For almost 50 years, it’s been our mission to deliver workspaces that you and your staff will be proud of, and that will increase workplace satisfaction, productivity, and ultimately your success. Our focus has always been on functionality, productivity, and team satisfaction. As we all adjustment to the ongoing circumstances, our friends at Haworth have been able to identify three critical areas of focus to help navigate the return to the workplace in a COVID-19 environment:
(1) Employee Well-Being
Supporting people’s physical and psychological health to build confidence and enhance performance.

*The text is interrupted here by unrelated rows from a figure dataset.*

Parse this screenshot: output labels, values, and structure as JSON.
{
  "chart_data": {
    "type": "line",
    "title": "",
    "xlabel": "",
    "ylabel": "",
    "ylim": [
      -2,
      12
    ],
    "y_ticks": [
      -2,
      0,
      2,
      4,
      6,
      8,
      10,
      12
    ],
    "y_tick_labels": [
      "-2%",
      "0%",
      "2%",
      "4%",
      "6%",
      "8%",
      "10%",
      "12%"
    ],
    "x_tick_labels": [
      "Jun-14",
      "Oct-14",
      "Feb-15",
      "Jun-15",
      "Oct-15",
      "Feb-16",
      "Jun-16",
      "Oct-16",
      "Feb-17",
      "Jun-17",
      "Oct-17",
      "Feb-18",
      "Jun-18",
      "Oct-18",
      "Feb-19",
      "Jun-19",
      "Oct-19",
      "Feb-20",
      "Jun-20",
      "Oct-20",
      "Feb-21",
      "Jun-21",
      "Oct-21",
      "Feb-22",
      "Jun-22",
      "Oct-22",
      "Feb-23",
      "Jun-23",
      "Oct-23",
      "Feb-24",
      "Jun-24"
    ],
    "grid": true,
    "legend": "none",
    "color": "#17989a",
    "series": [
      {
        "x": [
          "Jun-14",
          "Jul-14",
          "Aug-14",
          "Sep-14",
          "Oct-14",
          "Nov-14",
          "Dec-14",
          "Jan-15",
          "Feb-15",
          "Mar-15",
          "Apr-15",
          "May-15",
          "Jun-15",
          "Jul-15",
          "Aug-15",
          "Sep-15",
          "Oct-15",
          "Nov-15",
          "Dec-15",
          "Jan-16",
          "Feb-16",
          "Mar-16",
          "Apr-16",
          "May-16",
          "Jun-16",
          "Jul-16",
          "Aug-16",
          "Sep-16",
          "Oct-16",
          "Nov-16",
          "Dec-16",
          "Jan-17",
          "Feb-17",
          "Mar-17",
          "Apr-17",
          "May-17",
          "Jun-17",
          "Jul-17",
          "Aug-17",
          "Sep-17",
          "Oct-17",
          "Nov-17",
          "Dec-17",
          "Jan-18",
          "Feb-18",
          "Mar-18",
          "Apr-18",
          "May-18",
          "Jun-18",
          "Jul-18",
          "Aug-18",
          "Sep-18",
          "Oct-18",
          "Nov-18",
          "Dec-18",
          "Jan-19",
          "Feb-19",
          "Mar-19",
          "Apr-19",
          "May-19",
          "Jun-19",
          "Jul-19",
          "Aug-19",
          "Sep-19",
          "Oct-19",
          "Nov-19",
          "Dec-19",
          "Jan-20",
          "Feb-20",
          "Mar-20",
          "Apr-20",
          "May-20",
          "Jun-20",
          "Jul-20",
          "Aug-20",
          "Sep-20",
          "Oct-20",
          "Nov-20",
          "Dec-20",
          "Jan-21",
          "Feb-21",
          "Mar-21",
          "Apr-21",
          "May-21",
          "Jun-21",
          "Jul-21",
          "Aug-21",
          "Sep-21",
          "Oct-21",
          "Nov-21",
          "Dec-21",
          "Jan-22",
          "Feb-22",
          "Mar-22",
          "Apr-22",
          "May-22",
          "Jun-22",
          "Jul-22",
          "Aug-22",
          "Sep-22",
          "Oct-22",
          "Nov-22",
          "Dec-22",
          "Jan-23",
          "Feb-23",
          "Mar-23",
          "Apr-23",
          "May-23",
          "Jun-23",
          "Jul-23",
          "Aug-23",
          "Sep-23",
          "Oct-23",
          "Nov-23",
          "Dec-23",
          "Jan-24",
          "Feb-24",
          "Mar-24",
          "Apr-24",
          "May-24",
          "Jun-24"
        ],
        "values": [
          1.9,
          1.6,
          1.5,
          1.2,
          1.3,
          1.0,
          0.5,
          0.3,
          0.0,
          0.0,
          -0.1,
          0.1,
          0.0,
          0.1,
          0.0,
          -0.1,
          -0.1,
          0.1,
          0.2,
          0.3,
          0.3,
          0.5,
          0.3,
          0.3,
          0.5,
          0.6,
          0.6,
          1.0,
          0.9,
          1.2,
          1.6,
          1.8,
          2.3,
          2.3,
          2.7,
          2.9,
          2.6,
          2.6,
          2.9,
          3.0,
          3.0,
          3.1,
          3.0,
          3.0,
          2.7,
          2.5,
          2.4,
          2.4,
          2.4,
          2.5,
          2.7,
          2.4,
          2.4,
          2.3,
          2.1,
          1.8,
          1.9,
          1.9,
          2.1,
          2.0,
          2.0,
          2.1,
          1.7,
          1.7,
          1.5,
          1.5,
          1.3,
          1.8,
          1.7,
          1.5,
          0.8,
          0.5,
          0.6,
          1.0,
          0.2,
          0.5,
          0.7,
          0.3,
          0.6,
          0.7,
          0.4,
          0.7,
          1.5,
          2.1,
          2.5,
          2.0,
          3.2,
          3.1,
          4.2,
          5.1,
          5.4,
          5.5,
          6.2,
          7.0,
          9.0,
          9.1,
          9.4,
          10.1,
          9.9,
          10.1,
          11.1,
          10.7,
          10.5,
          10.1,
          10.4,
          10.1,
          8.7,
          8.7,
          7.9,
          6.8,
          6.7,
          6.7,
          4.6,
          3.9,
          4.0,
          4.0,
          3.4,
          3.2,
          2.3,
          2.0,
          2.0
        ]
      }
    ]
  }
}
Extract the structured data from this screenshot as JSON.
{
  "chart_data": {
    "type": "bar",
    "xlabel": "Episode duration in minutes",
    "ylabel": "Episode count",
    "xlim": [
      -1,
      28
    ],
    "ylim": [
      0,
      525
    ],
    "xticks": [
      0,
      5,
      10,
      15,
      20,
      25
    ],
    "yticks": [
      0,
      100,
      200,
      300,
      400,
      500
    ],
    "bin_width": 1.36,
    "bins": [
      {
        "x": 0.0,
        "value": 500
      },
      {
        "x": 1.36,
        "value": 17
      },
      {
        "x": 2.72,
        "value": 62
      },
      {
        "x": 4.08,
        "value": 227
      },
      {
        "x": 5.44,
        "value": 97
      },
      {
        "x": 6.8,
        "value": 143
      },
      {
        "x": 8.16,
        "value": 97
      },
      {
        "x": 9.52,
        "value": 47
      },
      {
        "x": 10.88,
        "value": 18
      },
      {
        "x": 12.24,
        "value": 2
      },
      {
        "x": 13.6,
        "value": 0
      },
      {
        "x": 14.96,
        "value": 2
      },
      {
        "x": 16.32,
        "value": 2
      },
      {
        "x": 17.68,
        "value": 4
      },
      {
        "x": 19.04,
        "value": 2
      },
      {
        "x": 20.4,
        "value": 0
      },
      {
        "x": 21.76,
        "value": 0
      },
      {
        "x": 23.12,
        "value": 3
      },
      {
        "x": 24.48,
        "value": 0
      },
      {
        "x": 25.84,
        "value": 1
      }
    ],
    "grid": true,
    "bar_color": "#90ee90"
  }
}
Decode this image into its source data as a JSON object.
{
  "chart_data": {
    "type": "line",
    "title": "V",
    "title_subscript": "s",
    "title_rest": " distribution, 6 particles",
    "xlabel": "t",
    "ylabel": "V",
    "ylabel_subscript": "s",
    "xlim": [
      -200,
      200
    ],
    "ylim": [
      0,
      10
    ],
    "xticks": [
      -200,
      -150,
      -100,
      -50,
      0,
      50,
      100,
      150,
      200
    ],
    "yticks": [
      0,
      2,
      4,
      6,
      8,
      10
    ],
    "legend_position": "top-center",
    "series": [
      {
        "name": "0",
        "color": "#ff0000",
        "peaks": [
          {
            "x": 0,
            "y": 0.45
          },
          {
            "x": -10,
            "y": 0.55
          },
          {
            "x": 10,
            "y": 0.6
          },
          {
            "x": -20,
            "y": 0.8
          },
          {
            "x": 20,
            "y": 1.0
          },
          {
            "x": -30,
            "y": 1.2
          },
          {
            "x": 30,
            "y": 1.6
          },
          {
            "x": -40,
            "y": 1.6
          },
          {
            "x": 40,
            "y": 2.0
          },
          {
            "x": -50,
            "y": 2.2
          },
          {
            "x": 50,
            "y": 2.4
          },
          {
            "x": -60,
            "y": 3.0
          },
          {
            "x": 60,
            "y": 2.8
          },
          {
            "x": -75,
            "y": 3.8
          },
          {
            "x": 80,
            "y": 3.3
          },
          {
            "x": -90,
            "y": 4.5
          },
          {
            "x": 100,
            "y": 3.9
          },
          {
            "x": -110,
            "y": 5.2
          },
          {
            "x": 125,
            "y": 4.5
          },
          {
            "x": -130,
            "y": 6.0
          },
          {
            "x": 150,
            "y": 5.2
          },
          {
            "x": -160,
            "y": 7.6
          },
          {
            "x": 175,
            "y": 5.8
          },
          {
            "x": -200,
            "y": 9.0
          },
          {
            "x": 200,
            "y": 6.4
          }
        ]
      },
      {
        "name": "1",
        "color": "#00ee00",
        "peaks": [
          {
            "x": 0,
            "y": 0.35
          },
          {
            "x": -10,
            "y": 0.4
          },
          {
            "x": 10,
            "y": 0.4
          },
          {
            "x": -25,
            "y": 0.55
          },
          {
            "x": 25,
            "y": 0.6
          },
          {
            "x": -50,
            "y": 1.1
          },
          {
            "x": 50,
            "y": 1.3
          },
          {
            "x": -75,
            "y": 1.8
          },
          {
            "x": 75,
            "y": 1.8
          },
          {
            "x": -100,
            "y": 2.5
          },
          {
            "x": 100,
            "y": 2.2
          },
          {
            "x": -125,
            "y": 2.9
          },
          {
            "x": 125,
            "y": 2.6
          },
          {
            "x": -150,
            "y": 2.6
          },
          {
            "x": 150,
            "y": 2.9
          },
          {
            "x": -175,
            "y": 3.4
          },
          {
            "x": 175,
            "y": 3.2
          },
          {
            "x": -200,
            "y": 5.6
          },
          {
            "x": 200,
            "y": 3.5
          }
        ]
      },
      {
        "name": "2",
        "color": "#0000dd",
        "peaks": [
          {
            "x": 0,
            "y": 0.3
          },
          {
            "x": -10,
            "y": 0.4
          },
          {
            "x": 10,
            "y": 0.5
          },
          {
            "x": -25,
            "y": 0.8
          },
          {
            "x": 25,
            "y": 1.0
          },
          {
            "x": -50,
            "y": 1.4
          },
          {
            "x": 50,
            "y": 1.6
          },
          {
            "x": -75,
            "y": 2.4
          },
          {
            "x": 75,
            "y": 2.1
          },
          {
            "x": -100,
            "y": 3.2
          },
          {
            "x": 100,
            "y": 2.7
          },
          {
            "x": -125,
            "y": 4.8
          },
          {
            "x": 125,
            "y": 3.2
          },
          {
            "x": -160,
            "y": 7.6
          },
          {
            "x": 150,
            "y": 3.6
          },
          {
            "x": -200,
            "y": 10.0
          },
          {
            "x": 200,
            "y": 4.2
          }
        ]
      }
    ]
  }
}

(2) Organizational Culture
Understanding and preserving your culture to empower your workforce and leverage your space in new ways.
(3) Transforming the Floorplate
Addressing facility requirements, density, and exposure while mitigating risk.
Bellia creates organic spaces that help you balance the needs of your people and space as we navigate returning to the workplace. Part of that organic blueprint is creating a solution that ensures people perform their best, supports your culture, and leverages existing products, enabling you to reconfigure with ease and reduced cost.
There’s a balance to remote work for safety purposes and in-person congregations. Living in the digital age has allowed many organizations to embrace remote work and the alternate ways of meeting that pandemic forced upon all of us. At Bellia, we believe remote work guidelines should balance personal interaction and collaboration—both virtually and physically.
Through all these changes, we want to keep the different culture variables of your workplace intact: Collaborate, Create, Control, and Compete. Returning to work in the new normal will involve careful consideration for each of these for C’s.
Collaborative culture involves a collective understanding that the changes will not be easy, but the transition is for the best. Creating this culture involves doing new things like embracing alternative ways to get work done.
Control culture involves doing things right, with a sense of security, and creating a system that seamlessly bridges different work settings.
Compete culture will have everyone doing the new things now, adjusting to the new standards with those struggling to identify where they lack and adapting to change.